The Treasure Data Hive service (TD Hive) provides batch data processing on data stored in Treasure Data’s data lake, based on Apache Hive. TD eliminates the need to run your own Hadoop clusters to handle Hive processing. Instead, Treasure Data operates compute clusters for running Hive jobs.
The Customer Data Platform (CDP) application uses Hive jobs for some of its internal operations, and you can also run your own Hive jobs. You can submit SELECT or DML queries using Hive’s query language, using TD Console, API calls, the TD Toolbelt, or from TD workflows. The service queues, executes the queries, and returns the results. You can also design your system so that results are delivered to destinations specified in your Result Output.
The Hive query language (HiveQL) is the primary data processing method for Treasure Data. HiveQL is powered by Apache Hive. Treasure Data is a CDP that allows users to collect, store, and analyze their data on the cloud. Treasure Data manages its own Hadoop cluster, which accepts queries from users and executes them using the Hadoop MapReduce framework. HiveQL is one of the languages it supports.
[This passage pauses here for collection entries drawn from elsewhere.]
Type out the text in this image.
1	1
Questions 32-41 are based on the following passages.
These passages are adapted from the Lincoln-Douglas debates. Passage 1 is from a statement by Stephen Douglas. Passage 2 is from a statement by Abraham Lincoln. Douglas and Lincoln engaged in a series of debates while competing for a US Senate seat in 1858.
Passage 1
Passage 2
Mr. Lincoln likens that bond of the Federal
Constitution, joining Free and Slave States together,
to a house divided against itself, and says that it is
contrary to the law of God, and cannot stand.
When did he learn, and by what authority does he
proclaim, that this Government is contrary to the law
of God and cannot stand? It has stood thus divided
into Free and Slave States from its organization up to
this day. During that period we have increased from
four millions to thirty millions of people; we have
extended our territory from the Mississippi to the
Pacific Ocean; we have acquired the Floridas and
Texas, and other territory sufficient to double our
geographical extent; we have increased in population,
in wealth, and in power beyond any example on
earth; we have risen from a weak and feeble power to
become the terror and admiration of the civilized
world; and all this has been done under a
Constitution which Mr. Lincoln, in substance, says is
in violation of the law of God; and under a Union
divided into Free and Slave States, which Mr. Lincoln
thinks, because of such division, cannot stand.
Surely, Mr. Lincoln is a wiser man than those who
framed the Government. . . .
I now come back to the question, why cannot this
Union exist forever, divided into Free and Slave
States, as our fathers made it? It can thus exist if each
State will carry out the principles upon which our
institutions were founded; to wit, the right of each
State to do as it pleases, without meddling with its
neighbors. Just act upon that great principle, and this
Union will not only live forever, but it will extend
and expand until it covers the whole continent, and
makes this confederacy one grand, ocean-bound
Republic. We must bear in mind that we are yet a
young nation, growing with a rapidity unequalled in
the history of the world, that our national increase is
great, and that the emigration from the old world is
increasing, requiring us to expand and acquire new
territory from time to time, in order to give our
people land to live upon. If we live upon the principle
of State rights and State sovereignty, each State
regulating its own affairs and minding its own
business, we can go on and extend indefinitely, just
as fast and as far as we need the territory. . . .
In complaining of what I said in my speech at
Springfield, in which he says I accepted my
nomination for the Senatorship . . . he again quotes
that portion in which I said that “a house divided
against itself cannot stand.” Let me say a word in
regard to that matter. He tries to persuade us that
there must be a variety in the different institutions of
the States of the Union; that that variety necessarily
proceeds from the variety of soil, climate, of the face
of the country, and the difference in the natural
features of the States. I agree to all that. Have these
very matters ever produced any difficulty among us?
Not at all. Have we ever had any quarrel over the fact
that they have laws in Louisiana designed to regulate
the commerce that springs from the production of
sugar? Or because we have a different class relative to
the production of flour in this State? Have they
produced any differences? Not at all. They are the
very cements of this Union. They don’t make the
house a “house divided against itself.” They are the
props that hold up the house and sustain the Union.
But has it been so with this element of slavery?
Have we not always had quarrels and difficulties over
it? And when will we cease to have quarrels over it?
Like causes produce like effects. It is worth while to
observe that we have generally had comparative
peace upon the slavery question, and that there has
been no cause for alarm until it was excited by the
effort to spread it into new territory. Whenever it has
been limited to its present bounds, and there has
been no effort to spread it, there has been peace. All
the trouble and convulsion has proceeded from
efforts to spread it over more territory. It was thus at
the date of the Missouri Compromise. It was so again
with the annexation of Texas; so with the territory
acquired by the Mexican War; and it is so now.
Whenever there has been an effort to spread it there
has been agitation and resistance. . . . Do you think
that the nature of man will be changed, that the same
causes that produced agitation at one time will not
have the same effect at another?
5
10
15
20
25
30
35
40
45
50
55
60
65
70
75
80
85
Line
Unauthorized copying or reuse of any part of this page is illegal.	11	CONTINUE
Hive and HiveQL Differences
TD Hive supports the flexible schema capabilities of the TD platform; schema can be inferred from data loaded into tables or can be set explicitly.
Treasure Data supports HiveQL semantics, but unlike Apache Hive, Treasure Data allows the user to set and modify the schema at any time. We do not require that a table schema be defined upfront.
Hive 0.13 and Hive 2 Open Source Documentation
The standard Hive 0.13 HiveQL and Hive 2.x ANSI SQL are documented together in the open-source projects. For full information, see https://hive.apache.org/.